The American Dialect Society Dictionary will be able to clear up such misunderstandings. Out west, for example, ordering a bear claw will produce a pastry, not an ursine delicacy. And before you go to San Francisco, you should know that a "Hangtown Fry" will include, along with a lot of other stuff, oysters and scrambled eggs. (The story is that a man condemned to death ordered the most complicated collection of foodstuffs he could think of in order to postpone his execution for a least a couple of days.)

I'll be curious to see how this regional dictionary deals with the Tri-State area. How, for example, will they possibly be able to define "tip jars"?

"Move on" could be problematic. In most areas of the nation, it is synonymous with a liberal political action group. To us it means fast: "The school bus is coming down the street; get a move on."

Here, to throw up is to upchuck; itch is a verb; unsuccessfully popping a beer during a drag race is a "teachable moment"; and a snake bite is a reptile dysfunction.

Here are some other entries I would include:

Phrase: "Surf and turf."

Translation: Carp and groundhog.

Phrase: "Mute."

Translation: Something that doesn't matter anymore, as in a mute point.

Phrase: "Higher ed."

Translation: Employing a guy named Edward to clean out your gutters.

Phrase: "Intelligent design."

Translation: A riding mower with cup holders.

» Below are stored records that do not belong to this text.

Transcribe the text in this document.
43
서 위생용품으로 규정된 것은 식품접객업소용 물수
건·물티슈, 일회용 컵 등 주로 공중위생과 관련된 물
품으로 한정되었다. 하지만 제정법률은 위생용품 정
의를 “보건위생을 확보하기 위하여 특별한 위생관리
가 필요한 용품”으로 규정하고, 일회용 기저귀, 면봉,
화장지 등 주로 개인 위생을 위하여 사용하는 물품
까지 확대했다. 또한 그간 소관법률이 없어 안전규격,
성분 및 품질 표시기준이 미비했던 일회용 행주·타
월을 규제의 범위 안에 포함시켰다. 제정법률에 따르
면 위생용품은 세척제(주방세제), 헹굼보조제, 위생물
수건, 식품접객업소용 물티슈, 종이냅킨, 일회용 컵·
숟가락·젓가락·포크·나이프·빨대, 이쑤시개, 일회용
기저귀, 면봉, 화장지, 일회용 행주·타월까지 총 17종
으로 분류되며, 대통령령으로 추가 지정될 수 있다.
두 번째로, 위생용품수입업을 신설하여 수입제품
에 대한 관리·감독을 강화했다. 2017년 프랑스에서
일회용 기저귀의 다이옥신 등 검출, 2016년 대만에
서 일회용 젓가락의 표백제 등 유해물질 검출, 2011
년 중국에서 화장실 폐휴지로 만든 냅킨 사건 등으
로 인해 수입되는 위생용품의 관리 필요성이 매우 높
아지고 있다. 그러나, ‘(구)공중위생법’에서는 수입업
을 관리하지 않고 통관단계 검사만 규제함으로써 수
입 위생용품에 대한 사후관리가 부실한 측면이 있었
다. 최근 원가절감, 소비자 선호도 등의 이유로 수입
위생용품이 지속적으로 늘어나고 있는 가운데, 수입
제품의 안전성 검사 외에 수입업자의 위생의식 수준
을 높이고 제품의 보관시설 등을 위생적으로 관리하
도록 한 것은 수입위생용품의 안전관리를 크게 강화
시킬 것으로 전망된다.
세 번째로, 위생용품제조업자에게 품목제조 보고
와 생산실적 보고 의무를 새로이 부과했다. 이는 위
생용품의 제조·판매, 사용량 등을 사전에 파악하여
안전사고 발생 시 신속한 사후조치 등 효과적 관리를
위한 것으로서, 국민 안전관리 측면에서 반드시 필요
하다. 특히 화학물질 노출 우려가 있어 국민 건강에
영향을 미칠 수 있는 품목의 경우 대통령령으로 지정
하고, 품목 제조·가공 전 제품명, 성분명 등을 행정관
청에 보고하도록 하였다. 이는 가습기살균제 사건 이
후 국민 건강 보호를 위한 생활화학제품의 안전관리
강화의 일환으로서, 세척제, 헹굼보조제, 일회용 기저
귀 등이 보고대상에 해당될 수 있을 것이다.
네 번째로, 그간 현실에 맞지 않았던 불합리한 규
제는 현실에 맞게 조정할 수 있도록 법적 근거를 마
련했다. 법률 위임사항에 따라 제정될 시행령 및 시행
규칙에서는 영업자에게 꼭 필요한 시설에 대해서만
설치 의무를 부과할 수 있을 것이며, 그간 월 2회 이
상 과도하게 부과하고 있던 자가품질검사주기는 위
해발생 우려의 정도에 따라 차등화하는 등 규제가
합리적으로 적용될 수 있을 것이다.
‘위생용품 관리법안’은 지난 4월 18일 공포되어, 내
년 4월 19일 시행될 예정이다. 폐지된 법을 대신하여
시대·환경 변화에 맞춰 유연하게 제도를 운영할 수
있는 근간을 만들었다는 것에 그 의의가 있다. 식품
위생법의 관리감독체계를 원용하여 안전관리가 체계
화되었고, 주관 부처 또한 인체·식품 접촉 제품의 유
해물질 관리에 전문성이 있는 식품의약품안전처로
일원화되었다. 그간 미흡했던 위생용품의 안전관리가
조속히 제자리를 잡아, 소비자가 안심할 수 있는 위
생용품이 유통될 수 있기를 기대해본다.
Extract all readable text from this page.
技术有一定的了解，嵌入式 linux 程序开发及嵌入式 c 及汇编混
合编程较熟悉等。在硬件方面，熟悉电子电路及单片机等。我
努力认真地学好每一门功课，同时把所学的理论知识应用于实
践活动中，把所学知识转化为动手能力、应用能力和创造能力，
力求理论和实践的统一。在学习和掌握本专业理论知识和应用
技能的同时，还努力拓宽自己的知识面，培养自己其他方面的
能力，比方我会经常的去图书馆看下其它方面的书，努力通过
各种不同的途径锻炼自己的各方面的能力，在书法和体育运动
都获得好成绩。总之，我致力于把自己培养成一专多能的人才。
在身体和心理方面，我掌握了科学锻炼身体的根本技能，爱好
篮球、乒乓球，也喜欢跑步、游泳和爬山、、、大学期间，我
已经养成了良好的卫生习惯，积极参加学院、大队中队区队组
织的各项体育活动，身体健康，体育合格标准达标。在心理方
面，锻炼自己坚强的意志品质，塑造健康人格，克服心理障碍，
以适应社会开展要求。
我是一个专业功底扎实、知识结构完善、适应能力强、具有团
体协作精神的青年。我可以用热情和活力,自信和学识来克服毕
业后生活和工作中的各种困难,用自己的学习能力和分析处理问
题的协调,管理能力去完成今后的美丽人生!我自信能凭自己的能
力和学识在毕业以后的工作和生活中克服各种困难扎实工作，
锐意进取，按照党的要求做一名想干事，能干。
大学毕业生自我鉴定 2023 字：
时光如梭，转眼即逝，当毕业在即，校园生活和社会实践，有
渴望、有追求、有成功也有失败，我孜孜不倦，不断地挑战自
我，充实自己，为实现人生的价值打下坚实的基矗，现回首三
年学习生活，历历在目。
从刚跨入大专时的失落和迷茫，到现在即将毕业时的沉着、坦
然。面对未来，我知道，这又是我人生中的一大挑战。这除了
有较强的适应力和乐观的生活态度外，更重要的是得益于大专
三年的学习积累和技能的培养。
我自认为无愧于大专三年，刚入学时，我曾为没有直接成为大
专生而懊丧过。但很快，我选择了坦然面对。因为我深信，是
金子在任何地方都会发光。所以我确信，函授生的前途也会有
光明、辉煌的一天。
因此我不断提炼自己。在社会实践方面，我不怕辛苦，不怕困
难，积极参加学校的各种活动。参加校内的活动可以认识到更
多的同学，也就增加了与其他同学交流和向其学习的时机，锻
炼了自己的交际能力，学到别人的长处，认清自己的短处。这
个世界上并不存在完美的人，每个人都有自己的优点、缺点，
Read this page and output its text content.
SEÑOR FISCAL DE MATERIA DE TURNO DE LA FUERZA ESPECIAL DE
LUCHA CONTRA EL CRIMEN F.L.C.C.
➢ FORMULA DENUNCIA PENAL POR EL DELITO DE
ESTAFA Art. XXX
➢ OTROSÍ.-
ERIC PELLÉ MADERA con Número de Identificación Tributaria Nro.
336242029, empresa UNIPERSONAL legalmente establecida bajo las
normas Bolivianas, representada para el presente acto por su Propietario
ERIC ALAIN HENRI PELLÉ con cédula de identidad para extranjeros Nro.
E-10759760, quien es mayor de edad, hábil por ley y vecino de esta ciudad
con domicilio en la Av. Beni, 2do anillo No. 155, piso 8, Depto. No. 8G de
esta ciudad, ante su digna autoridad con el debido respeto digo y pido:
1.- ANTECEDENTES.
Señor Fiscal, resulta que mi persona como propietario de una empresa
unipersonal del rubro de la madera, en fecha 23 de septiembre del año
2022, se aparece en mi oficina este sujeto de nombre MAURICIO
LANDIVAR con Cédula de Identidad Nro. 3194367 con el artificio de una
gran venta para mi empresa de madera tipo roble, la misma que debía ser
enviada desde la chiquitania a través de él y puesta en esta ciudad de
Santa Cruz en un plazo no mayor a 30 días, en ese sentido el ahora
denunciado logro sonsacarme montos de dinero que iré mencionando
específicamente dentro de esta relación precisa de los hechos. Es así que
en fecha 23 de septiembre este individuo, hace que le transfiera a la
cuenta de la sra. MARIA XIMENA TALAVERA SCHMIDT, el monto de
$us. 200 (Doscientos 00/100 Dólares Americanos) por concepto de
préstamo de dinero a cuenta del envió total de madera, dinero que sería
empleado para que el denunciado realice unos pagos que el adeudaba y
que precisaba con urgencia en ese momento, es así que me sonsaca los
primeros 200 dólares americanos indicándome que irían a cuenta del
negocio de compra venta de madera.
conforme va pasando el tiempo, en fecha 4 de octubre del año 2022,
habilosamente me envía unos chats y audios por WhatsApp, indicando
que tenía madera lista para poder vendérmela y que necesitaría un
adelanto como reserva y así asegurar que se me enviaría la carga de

Phrase: "Hard-earned tax dollars."

Translation: Money procured as you're sitting in the break room picking flakes of dead skin off your scalp while waiting for the shift change.

Phrase: "Wursh."

Translation: Something you do to the sheets every two months, whether they need it or not.

Phrase: "Targeted investment in education."

Translation: Lottery tickets.

Phrase: "Christmas lights."

Translation: What illuminates your front porch in July.

Phrase: "Balanced diet."

Translation: Three chili dogs on your girlfriend's thigh.

Phrase: "Family planning."

Translation: Your six kids throwing a fit in the aisle of a department store to distract the clerk while you shoplift a "50 Best NASCAR Crashes" video.

Needless to say, these need to be included in the new regional dictionary, or else no one who visits the area will be able to figure out what we're talking about -- which is not to say that we know ourselves.